MaMbeki, as she is affectionately known, yesterday said she did not believe Deputy President Kgalema Motlanthe would be a better person to lead the country were he to oust Zuma at the elective conference in Mangaung.

Speaking from her home in Ngcingwana in the Eastern Cape, MaMbeki said that if she had to choose between Zuma and Motlanthe as the head of the ANC, she would support Zuma.

However, the 94-year-old mother of former president Thabo Mbeki admitted Zuma had many flaws .

"He is easy-going and at times fails to make his own decisions.

"He wants to please everyone and, in the end, fails to fulfil all his promises," MaMbeki said.

"That is the weakness of his leadership and will be his own downfall as a leader.

"The ANC needed a strong leader who is not easy-going."

But the widow of ANC icon Govan Mbeki had even harsher words for Motlanthe, whom she has previously described as "dangerous".

"I don't have confidence in Kgalema and would not vote him to the presidency.

"He is a difficult character to understand. One does not know what he stands for.

"It is difficult to know where he would be leading the ANC and the country to if he could be president."

While she conceded that her son and Motlanthe shared certain characteristics - like believing in quiet diplomacy - they were starkly different in terms of leadership skills.

"You cannot compare the two."

MaMbeki, who has repeatedly lambasted the current ANC leadership, also provided some fresh insight into her son's relationship with Zuma.

Mbeki dismissed Zuma as the deputy president of South Africa in 2005 over fraud charges.

In 2007, Mbeki was replaced by Zuma as the party's president at the ANC's elective conference in Polokwane and later recalled as the president of the country.

But MaMbeki said Zuma could not be blamed for her son's change in political fortunes. He had, she said, been defeated in "a democratic process".
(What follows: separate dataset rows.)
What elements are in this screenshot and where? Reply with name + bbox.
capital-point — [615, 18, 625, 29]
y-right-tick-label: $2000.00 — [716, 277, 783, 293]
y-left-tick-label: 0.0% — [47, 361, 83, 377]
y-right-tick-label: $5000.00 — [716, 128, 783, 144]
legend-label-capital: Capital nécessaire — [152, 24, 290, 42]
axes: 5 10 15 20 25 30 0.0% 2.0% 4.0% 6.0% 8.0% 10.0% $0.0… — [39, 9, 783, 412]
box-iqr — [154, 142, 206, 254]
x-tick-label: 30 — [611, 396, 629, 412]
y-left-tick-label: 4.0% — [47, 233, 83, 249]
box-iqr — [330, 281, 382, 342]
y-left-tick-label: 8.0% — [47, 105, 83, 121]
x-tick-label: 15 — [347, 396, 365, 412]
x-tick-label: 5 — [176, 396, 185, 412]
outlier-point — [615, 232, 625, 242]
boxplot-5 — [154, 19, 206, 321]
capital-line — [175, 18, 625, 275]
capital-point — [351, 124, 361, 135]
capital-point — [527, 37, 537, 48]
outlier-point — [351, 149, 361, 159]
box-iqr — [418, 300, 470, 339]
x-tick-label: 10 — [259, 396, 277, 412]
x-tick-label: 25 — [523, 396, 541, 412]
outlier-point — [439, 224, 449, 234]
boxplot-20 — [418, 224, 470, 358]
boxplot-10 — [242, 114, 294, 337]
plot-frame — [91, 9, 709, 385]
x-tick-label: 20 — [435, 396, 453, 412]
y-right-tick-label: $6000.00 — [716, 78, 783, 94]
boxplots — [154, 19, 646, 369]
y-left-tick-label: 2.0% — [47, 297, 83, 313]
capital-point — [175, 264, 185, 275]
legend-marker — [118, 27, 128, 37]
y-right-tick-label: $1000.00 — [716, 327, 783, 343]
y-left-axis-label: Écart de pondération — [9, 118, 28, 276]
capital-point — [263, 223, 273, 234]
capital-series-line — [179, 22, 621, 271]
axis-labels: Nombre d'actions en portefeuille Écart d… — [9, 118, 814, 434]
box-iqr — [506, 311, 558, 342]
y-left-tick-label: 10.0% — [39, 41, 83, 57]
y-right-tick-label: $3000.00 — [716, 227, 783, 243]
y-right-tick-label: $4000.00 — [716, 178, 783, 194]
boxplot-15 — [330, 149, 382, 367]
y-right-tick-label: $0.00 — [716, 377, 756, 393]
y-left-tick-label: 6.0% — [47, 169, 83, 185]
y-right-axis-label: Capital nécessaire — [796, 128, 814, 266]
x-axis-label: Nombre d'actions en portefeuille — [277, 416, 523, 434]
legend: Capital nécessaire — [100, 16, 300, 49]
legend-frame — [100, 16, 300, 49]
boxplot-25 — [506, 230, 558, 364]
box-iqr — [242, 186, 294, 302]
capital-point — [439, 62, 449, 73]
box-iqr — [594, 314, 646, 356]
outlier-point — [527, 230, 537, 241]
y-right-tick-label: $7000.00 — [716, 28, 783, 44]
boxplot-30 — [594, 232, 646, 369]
"Thabo is a disciplined cadre of the movement. It was the national executive committee of the ANC - not Msholozi as an individual - who recalled Thabo."

MaMbeki said she is concerned about Mbeki, like any other parent, but said he remained stoic.

"He said that the ANC deployed him and it was also its responsibility as an organisation to recall him if it felt fit. He has not held grudges," MaMbeki said.

"There is no ill-feeling between Msholozi and Thabo. Thabo convinced me that there is no bad blood between himself and Zuma as well as the ANC."